It was the seventh day, of the tenth month.. the streets of Cove were quiet, dead. There wasn't a sound, none but the gentle breeze from the sea, Cove was empty.. ish. What horrific tale had unfolded to this little.. Cove?
THE ULTIMATE HAT FIGHTING CHAMPIONSHIP!!. By this I mean everybody was in the Goblin partaking in the event of the century! Well, week. Actually probably just the day considering.. Anyway!
The people of Cove stumbled into the Goblin in their hundreds! Well, about ten.. After going through the traumatic auditioning round to make sure no rubbish hats were entered, six hats made it into the final free for all battle to the death! The finalists were: Maibaum's Hat, Van's Hat, Elaine of Vespers Hat, Kiran's Hat, Spud Goodsoup's Bananaskin Hat, and Star Summers' Covian Brown Hat Of A Thousand Uses.

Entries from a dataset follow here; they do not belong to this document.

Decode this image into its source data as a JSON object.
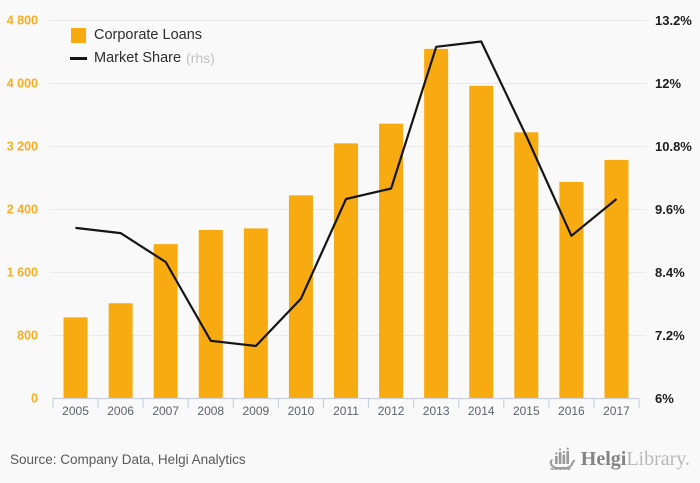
{
  "legend": {
    "series1": "Corporate Loans",
    "series2": "Market Share",
    "series2_suffix": "(rhs)"
  },
  "footer": {
    "source": "Source: Company Data, Helgi Analytics",
    "brand_bold": "Helgi",
    "brand_light": "Library."
  },
  "colors": {
    "background": "#f9f9f9",
    "bar": "#F8AB10",
    "line": "#151515",
    "left_axis_label": "#FBAD1F",
    "right_axis_label": "#1d1d1d",
    "x_axis_label": "#60626b",
    "grid": "#e9e9e9",
    "axis_line": "#c9cfe0",
    "legend_rhs": "#c2c2c2",
    "source_text": "#595959",
    "brand_dark": "#848484",
    "brand_light": "#b8b8b8",
    "ship_gray": "#9a9a9a"
  },
  "chart_data": {
    "type": "bar",
    "title": "",
    "xlabel": "",
    "ylabel": "",
    "categories": [
      "2005",
      "2006",
      "2007",
      "2008",
      "2009",
      "2010",
      "2011",
      "2012",
      "2013",
      "2014",
      "2015",
      "2016",
      "2017"
    ],
    "series": [
      {
        "name": "Corporate Loans",
        "type": "bar",
        "axis": "left",
        "values": [
          1030,
          1210,
          1960,
          2140,
          2160,
          2580,
          3240,
          3490,
          4440,
          3970,
          3380,
          2750,
          3030
        ]
      },
      {
        "name": "Market Share (rhs)",
        "type": "line",
        "axis": "right",
        "values": [
          9.25,
          9.15,
          8.6,
          7.1,
          7.0,
          7.9,
          9.8,
          10.0,
          12.7,
          12.8,
          11.0,
          9.1,
          9.8
        ]
      }
    ],
    "left_axis": {
      "range": [
        0,
        4800
      ],
      "ticks": [
        0,
        800,
        1600,
        2400,
        3200,
        4000,
        4800
      ],
      "labels": [
        "0",
        "800",
        "1 600",
        "2 400",
        "3 200",
        "4 000",
        "4 800"
      ]
    },
    "right_axis": {
      "range": [
        6,
        13.2
      ],
      "ticks": [
        6,
        7.2,
        8.4,
        9.6,
        10.8,
        12,
        13.2
      ],
      "labels": [
        "6%",
        "7.2%",
        "8.4%",
        "9.6%",
        "10.8%",
        "12%",
        "13.2%"
      ]
    },
    "grid": true,
    "legend_position": "top-left"
  }
}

The hats fought one another like there was no tomorrow! But little did they know, tomorrow was just a few hours away from them, yet they still fought like.. fighting hats of.. fightingness!

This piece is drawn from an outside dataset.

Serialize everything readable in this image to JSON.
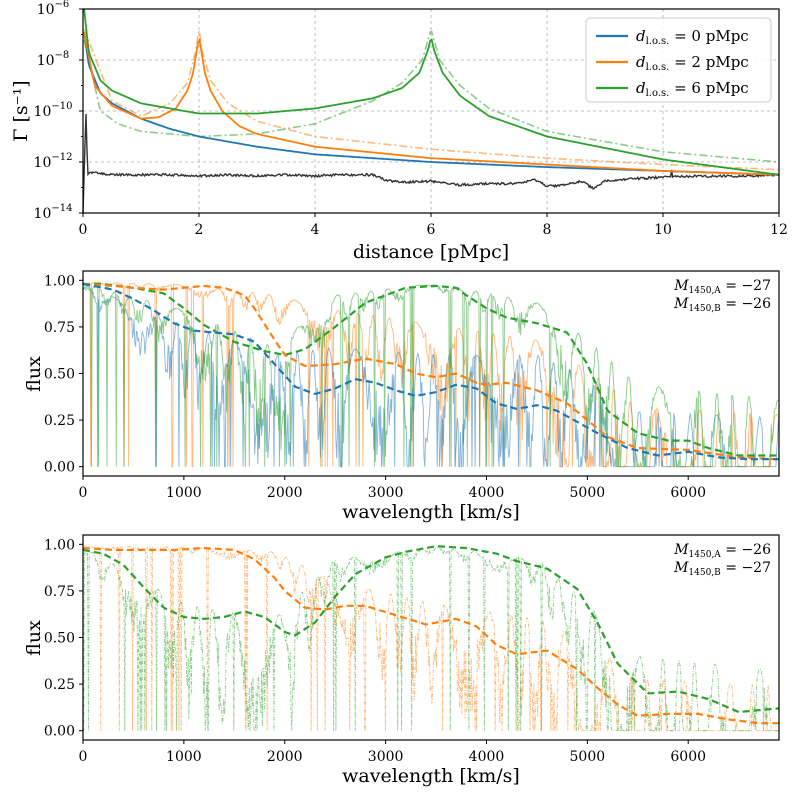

The fight ended in a dead heat, no winner, no losers! It went to a public vote. There were many aspects of these wonderous hats that had to be taken into consideration when voting for the most awesome hat in all of Cove, NO, Sosaria..
Van's Hat: All round awesome.
Elaine of Vesper's Hat: A dead animal.
Kiran's Hat: Stolen from the Goblin!
Spud Goodsoup's Bananaskin Hat: It's a bananaskin...
Star Summers' Covian Brown Hat Of A Thousand Uses: It has a thousand uses.
Maibaum's Hat: Gave us a poem;
The Admirals Hat
Second to none on the sea
Girl magnet on land
This hat
THIS HAT
Is a fleet unto itself
It could defeat any foe
And shall someday
Destroy us all
Such is its power
Perhaps the stranger shall appear once more
To attempt to destroy it
Lest it fall into the wrong hands.
Alas, the voting was brutal, some voters couldn't handle the pressure and cracked, taking their own lives before our very eyes. Penny Freckletip was so confused, she started to beleive even she was a participant, an actual hat! Supposed noble or such, Amon Jarl, was so disgusted by it, that he fell into a coma for a meer few moments and was unable to vote! But eventually the votes were cast, and we had a winner... .... .... .... Spud Goodsoups Bananaskin Hat!
These Championships summed up Cove's love for their headgear, voting a used bananaskin as a hat as their winner. He was given a small cash prize and everyone was made to wear replicas of the bananaskin hat..
Overall Hat God, and host of the Championships, Deacon van Cocidius III.